The research from Pew Research you can see below is a good example. People aren’t comfortable getting the vaccine and the numbers are trending in the wrong direction.
What’s driving this data?
I’d say the biggest reason is that based on our perception of this process, it seems fast. We’ve been told for years how long it takes to make sure new treatments are safe, and this one is ready in a few months?
You also have motives for why someone would want to rush things forward. From politicians looking to be heroes to competing vaccine makers trying to win the market, there are clear motives why someone would want to rush this thing forward and maybe cut some corners.
The Manhattan Project has been mentioned as a metaphor. It’s probably an apt way to look at it if you want to think about the resources being invested, but there weren’t 10 companies competing to create an atom bomb.
There’s another side. Maybe our regulatory process was too slow before. Many drugs are approved faster elsewhere. And, maybe the competition and resources have sped up the process—it has been known to happen.
Here’s the problem: people have to agree to let you inject it into their body.
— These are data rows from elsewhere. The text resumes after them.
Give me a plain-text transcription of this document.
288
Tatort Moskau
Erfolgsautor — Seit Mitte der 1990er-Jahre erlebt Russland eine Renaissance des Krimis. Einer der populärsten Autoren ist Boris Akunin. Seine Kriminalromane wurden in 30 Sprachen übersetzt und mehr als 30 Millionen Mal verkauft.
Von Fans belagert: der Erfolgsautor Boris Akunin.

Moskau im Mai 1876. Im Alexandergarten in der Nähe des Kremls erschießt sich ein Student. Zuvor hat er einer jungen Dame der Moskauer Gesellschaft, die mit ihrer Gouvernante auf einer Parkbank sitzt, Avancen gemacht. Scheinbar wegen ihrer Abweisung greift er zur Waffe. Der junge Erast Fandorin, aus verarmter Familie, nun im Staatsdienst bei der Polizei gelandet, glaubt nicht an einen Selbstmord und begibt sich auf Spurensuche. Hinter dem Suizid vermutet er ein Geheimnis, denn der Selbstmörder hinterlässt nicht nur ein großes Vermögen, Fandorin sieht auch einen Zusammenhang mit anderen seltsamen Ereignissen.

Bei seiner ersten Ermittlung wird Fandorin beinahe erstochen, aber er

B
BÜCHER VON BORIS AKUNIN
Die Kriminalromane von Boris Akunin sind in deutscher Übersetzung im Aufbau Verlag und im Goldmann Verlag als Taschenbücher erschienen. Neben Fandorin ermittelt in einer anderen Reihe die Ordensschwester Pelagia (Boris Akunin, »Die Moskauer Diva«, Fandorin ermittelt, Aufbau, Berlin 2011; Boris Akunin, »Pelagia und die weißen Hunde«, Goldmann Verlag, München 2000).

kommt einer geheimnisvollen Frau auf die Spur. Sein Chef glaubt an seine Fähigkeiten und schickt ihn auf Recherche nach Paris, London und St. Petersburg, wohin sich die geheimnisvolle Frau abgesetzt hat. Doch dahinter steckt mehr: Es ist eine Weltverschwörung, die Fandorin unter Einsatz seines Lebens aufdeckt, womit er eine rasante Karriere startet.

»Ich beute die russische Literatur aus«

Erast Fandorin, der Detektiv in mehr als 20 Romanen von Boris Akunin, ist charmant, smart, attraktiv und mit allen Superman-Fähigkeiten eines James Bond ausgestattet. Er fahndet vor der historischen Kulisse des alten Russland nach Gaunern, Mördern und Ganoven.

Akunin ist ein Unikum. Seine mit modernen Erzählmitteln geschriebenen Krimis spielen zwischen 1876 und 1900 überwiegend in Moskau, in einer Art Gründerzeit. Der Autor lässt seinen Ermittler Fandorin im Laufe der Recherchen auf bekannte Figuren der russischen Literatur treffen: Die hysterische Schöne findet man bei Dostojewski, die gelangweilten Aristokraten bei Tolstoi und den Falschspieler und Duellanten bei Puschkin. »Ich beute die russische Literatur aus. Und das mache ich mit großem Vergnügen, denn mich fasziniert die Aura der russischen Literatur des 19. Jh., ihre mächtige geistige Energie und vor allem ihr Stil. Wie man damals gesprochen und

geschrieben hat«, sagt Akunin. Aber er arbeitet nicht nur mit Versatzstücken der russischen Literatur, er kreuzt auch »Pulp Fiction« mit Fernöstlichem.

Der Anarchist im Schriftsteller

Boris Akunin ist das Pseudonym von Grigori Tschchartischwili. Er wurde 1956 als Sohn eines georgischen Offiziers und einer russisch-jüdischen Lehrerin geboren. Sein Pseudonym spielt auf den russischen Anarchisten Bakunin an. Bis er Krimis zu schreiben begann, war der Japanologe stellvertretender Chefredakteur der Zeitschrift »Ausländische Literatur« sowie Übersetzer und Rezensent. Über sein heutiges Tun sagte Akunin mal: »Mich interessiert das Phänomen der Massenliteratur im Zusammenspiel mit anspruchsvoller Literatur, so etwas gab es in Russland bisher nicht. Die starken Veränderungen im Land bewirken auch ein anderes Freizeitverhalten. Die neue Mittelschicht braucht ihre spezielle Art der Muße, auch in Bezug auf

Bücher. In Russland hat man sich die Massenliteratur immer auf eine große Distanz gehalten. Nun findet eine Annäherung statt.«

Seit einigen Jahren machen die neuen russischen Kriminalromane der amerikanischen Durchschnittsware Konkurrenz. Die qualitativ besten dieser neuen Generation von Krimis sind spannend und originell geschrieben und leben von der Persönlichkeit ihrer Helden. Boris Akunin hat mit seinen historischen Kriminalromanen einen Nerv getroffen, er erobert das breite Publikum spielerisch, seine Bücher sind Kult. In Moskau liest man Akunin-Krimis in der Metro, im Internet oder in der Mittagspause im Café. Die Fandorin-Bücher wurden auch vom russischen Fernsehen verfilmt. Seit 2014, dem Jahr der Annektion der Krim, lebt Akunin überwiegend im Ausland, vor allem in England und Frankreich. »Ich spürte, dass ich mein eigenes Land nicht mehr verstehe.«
During the debate, the President said something like “you don’t trust Johnson & Johnson, Pfizer?” and America’s response was, NO WE DON’T. In fact, Gallup data last year showed that PHARMA was the least-trusted industry in the US.
So, what can we do?
How can we start to regain trust?
FIrst, we need a reset at the appropriate time. When the vaccine is available for public use, we need a national town hall meeting to be held live. We need the scientists to spend time breaking down the process and why they feel it is safe. How was this different from the normal process? Why should people have confidence in this vaccine? And they need to do it in layman’s terms, same as we do with environmental communications.
Second, the scientists, company leadership and politicians should take it first, live.
Third, there should be complete transparency as the vaccination process unfolds. I see the accounting industry is the #5 most trusted industry, so the accountants would be responsible for a national dashboard that would track serious side effects. This provides confidence that we can stop if we have to…and know if we are getting what we promised.
Will this help? Depends on the objective. Will this convince everyone? No, of course not. Will people still say executives got a fake vaccine and the results are being hidden from us? Yes, they will. Guaranteed.
But we don’t dig out from this pandemic until there’s a cure or a vaccine. We are in a severe trust deficit and we need to begin a process of gaining people’s confidence, which might take months or years to critical mass. (And, think of the epic setback we will have if the first vaccine is unsafe).
To do that, we need to be transparent and empowering. We need to behave in a trustworthy manner (including not rushing an untested vaccine forward) and we need to communicate in an open way, even when it’s difficult.
Apply that process, month over month, and we might make some progress. If we don’t, we are millions of sick people away from herd immunity.